Monday, December 7, 2009

Kate C - Letter to the Editor

Dear Editor,
            The proposition brought up in "Freedom's Martyr" that John Brown should be pardoned posthumously is ridiculous. While John Brown's intentions were honorable his action were not. By pardoning him it would send the message that acts of violence are acceptable ways to protest. This country values free speech but we also understand there must be limits to prevent the shed of blood in the name of belief.
            The author claims that we should not be bothered by Brown's actions because nobody's perfect and many of his contemporaries also had flaws. Murder and closed-mindedness are not comparable. Murder is not a folly but a crime and should not be treated as such. Also many of Brown's contemporaries including those who agreed with abolition saw his actions as going too far, and the Republican party at the time said that while they supported his intentions they did not condone his actions.

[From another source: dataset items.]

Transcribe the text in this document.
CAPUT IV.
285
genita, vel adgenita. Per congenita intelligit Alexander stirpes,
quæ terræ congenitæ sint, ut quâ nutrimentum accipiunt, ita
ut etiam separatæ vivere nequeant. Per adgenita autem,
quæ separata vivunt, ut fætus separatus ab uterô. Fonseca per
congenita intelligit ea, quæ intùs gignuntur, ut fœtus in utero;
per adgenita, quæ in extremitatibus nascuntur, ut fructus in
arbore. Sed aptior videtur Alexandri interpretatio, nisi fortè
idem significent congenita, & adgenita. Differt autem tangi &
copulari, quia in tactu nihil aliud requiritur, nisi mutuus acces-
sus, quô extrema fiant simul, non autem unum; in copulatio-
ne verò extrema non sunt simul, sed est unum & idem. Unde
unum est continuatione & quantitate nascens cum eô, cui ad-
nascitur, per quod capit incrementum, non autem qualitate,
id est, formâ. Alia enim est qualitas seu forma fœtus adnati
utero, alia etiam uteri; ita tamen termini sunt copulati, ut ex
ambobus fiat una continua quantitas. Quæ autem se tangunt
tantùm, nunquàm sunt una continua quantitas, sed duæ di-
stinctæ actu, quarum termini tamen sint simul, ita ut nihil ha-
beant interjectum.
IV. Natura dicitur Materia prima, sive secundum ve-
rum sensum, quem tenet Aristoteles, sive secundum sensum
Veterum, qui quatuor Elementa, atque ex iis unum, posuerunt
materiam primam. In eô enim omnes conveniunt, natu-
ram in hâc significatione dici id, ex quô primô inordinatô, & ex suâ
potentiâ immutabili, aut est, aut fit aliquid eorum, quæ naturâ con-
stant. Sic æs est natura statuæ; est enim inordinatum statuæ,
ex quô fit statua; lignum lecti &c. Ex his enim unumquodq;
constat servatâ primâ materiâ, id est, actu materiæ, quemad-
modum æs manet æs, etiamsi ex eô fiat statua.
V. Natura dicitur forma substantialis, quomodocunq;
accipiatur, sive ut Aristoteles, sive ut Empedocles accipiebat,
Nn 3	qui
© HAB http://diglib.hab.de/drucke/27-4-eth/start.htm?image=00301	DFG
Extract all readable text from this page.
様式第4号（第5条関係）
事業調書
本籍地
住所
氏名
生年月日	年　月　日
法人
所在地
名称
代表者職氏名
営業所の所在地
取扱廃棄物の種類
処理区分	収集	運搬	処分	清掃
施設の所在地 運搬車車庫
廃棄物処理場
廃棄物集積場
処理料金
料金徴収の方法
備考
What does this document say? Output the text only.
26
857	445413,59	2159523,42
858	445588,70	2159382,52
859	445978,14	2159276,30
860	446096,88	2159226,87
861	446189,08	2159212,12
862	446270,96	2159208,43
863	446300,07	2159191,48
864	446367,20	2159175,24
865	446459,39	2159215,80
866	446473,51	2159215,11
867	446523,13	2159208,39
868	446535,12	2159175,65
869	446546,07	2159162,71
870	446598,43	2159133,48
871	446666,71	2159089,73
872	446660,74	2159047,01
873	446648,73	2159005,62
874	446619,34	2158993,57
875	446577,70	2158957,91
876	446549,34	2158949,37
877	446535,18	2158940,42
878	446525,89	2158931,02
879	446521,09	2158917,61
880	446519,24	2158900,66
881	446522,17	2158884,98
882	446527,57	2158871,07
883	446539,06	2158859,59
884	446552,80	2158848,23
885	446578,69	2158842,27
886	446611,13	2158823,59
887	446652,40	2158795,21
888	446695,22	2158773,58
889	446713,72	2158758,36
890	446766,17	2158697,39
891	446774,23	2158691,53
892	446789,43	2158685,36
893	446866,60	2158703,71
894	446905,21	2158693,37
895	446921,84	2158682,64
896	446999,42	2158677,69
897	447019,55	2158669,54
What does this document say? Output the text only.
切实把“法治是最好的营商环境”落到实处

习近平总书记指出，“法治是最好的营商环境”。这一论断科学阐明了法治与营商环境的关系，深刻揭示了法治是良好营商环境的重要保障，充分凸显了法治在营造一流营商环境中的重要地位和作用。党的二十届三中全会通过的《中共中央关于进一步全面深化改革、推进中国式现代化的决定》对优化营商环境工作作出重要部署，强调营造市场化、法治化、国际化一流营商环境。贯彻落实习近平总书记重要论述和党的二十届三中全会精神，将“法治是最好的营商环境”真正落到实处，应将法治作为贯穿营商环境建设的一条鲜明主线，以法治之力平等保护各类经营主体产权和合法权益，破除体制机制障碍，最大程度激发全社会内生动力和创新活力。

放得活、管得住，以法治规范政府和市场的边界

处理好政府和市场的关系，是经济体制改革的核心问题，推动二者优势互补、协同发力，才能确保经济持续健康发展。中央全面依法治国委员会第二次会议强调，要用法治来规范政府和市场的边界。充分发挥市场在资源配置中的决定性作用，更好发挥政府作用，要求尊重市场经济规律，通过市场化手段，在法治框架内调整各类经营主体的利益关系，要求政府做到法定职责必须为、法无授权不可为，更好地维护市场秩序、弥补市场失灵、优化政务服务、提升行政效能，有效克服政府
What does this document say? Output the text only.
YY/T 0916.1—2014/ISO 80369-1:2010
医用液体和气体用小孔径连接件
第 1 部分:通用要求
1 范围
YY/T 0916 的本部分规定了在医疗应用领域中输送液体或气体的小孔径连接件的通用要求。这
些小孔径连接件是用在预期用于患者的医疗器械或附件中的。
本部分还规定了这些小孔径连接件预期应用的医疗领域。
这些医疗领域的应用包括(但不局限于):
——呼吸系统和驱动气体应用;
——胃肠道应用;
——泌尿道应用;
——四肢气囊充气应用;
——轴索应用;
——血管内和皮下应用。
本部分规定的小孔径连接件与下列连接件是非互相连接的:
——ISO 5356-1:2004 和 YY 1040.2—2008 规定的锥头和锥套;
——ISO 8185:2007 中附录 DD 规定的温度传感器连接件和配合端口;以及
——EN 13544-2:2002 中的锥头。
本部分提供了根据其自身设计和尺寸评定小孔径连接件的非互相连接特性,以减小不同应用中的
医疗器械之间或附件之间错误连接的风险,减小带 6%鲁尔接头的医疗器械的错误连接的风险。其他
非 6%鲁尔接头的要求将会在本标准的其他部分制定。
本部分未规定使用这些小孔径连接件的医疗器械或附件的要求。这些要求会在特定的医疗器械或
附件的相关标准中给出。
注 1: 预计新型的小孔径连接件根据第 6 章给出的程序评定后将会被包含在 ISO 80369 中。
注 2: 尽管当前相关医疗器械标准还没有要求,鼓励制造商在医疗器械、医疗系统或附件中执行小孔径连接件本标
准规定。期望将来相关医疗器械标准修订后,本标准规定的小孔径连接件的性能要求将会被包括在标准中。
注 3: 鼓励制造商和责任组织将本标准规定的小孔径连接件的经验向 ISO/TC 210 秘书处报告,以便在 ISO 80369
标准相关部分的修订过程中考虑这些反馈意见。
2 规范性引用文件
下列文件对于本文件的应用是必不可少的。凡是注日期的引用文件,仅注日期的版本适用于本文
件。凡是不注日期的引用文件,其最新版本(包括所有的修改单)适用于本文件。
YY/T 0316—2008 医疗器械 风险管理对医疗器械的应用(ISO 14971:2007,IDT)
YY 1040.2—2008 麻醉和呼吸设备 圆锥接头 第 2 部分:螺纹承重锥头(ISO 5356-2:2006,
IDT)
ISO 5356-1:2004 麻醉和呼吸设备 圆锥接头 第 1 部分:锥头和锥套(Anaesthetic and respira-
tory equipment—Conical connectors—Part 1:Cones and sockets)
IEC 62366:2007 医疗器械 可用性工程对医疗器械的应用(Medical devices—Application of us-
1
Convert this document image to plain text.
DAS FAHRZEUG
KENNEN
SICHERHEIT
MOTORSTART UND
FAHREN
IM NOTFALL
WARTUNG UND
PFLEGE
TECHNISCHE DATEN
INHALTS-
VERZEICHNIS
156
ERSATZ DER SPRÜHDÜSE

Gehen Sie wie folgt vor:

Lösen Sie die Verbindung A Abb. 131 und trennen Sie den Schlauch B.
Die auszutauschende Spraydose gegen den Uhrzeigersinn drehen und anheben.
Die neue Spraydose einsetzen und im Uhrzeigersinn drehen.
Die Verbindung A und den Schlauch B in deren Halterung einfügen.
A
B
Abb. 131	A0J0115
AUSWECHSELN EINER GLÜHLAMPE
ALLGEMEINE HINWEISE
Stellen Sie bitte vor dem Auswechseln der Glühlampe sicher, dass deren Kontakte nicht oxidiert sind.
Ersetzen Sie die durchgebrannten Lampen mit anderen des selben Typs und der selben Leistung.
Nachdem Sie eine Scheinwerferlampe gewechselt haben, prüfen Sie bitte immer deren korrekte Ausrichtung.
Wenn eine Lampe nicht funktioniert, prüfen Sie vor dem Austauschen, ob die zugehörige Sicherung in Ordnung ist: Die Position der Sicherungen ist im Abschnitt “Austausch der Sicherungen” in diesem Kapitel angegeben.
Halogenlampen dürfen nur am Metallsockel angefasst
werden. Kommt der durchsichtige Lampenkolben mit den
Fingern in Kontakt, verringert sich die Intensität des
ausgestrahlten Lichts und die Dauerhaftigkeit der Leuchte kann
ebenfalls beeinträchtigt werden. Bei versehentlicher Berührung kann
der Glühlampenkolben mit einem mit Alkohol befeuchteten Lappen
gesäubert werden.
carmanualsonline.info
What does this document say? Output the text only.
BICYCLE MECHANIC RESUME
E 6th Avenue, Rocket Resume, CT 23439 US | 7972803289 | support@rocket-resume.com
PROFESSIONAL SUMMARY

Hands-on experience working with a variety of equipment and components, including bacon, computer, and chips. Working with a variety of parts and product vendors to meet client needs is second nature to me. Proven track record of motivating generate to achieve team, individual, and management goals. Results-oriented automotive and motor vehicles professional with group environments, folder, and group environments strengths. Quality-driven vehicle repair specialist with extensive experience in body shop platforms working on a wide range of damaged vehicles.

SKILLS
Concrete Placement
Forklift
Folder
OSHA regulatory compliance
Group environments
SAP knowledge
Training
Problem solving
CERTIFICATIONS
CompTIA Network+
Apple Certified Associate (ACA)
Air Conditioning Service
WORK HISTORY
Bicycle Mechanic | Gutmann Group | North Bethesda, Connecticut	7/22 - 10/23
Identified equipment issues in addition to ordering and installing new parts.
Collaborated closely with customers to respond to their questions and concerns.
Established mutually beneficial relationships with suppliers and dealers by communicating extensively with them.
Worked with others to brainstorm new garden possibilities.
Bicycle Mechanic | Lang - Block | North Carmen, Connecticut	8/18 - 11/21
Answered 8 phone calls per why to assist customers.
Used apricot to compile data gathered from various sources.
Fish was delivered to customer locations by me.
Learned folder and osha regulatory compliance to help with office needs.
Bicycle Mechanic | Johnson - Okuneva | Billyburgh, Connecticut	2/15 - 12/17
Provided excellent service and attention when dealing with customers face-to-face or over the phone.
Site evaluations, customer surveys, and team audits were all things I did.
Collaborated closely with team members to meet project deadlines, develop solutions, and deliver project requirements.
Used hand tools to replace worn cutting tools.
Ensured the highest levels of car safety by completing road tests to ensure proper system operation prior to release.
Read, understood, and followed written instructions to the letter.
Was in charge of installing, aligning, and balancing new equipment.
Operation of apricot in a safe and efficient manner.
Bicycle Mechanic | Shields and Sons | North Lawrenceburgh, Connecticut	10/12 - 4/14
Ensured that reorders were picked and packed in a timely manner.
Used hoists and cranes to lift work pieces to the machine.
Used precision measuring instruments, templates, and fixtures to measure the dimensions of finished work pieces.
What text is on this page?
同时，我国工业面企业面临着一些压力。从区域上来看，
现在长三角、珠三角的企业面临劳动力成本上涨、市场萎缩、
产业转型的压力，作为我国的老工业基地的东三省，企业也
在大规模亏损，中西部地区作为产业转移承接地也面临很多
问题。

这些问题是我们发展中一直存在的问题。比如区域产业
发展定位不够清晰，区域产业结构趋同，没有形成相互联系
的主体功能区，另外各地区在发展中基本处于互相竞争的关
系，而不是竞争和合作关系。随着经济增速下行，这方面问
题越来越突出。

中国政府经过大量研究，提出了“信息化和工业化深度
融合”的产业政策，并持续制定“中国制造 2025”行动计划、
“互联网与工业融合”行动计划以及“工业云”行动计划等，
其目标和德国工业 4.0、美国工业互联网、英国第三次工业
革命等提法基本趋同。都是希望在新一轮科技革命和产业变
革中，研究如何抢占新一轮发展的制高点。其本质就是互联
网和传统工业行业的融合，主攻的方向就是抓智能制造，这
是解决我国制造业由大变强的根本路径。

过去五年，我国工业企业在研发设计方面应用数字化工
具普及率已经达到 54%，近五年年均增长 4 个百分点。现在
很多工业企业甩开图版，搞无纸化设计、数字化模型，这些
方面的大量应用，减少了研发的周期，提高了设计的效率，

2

            We claim that its ok for him to try and incite a rebellion because he was doing it for the right cause, but we forget that everything is relative. The confederates thought that by withdrawing from the union they were doing the right thing to preserve what they thought was a superior way of life. This sets the example that violence is an acceptable way to draw attention to a cause and be a force for change. Every person with a so-called cause would now be taught that those who commit violent acts would be hailed as martyrs by the public, and believe that by doing the same they could help their cause. There is a reason John Brown was found guilty back then and that reason still stands true today regardless of why he acted he acted far too harshly and brutally to be forgiven.